The number of refugees and displaced people around the world has surpassed 50 million people for the first time since the Second World War, and half of them are children, according to figures released on Friday by the United Nations High Commissioner for Refugees (UNHCR).
There was a staggering increase of 6.6 million refugees and displaced people in 2013 from the 2012 numbers, which can largely be attributed to the ongoing war in Syria. In Syria, 6.5 million people, or more than 40 percent of the population, is now displaced, and 2.5 million Syrians have escaped the crisis. As the Guardian’s Harriet Sherwood reports, if the world’s 51.2 million forcibly displaced people were their own country, it would be the 24th most populous in the world, more than the populations of South Africa, Spain, or South Korea.
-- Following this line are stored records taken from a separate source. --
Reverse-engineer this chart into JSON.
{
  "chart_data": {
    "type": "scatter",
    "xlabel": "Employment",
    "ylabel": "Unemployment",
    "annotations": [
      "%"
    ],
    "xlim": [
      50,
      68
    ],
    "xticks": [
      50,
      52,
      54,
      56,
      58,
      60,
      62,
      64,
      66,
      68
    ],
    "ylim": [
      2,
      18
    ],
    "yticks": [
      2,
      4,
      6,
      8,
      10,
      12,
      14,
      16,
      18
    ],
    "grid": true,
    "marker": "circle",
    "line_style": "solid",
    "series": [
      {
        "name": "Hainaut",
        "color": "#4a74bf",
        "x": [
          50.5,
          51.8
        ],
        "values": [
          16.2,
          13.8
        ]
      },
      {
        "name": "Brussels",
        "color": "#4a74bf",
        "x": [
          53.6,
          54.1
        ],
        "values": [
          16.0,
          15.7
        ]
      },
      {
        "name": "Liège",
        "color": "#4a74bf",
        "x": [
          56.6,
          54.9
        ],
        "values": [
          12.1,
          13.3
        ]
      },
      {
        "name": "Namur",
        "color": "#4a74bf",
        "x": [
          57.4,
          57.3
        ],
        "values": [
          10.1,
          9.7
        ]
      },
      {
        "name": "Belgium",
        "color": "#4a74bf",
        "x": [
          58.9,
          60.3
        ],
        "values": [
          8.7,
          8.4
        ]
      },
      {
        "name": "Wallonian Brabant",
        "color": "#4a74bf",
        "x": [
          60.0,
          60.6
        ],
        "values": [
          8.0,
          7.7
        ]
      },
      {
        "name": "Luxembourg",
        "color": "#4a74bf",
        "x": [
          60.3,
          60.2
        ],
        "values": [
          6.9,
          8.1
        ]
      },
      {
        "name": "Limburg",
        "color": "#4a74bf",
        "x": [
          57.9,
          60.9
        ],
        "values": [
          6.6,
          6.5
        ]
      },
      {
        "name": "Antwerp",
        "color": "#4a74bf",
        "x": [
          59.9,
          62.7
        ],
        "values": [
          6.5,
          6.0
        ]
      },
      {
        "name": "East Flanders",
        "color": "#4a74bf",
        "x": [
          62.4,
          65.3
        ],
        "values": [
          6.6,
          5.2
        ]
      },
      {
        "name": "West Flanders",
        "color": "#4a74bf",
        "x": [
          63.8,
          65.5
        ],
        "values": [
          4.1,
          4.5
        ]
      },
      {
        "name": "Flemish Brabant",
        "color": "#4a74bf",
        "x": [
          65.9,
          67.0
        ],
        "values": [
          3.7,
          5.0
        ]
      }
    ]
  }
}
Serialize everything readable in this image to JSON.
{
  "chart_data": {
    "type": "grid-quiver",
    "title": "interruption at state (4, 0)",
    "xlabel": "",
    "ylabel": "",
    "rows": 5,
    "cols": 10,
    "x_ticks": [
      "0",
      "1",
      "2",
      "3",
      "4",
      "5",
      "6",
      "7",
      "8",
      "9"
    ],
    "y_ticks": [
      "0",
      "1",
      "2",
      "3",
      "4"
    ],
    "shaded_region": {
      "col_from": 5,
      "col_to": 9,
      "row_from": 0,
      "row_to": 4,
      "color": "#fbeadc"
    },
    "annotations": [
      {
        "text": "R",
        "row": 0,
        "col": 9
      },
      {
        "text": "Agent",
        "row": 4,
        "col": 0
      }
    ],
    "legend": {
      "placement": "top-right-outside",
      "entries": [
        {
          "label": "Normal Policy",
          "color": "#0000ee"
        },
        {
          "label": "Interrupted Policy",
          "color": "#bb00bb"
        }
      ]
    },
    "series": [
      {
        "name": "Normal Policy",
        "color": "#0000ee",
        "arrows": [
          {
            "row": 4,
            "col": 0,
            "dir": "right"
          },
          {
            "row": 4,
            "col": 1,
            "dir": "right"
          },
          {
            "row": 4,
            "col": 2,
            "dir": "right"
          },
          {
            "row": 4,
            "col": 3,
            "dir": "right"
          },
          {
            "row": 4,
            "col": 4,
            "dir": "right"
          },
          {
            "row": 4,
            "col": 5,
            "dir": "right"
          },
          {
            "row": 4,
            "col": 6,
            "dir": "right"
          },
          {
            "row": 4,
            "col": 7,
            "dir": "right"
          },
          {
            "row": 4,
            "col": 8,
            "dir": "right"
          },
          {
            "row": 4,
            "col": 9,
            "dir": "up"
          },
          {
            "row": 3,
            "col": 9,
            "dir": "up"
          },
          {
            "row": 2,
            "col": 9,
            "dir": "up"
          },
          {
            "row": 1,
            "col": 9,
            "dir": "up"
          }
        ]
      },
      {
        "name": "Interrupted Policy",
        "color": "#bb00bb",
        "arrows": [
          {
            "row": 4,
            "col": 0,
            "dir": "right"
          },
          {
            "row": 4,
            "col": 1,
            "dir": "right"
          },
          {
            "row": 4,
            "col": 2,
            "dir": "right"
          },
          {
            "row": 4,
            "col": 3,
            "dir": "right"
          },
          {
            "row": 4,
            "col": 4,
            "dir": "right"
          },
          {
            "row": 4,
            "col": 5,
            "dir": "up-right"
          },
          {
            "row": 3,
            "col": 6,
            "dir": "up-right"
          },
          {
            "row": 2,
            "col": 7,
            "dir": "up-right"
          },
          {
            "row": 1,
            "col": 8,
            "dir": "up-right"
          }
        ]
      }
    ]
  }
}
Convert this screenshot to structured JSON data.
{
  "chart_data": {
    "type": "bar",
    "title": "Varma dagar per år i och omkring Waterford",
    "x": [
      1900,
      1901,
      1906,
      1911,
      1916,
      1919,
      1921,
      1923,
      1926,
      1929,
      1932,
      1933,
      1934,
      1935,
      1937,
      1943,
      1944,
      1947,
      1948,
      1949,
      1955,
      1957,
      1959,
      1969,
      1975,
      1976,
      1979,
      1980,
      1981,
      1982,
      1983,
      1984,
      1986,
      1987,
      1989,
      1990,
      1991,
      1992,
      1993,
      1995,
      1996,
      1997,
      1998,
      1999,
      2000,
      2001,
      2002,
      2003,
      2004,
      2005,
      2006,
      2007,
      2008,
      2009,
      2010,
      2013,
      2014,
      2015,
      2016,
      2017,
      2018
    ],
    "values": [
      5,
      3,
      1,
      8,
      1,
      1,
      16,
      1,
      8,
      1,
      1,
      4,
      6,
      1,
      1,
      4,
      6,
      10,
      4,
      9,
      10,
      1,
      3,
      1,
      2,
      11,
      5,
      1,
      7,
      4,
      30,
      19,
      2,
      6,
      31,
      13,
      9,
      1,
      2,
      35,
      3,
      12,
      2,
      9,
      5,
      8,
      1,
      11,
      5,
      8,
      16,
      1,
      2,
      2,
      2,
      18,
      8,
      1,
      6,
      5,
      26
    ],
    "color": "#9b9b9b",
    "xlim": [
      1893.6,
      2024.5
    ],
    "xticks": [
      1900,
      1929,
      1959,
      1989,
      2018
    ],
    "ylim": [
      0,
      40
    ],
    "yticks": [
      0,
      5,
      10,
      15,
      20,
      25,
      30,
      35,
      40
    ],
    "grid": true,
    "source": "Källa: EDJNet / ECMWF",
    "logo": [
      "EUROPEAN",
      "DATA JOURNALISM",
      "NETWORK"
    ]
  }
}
The UNHCR annual Global Trend report defines three different groups: refugees (16.7 million), asylum seekers (1.2 million), and internally displaced people (33.3 million, which is a record number.) Syria has the highest number of asylum seekers at 64,300, followed by those from the Democratic Republic of Congo and Myanmar, and Germany is the largest recipient of asylum seekers as a whole.
The international humanitarian aid community is feeling the strain of millions more fleeing crises, and those forced to leave their homes due to climate change, population growth, and food insecurity. The increased need for assistance means the U.N.’s world food program has had to reduce rations at some refugee camps, reports Sherwood.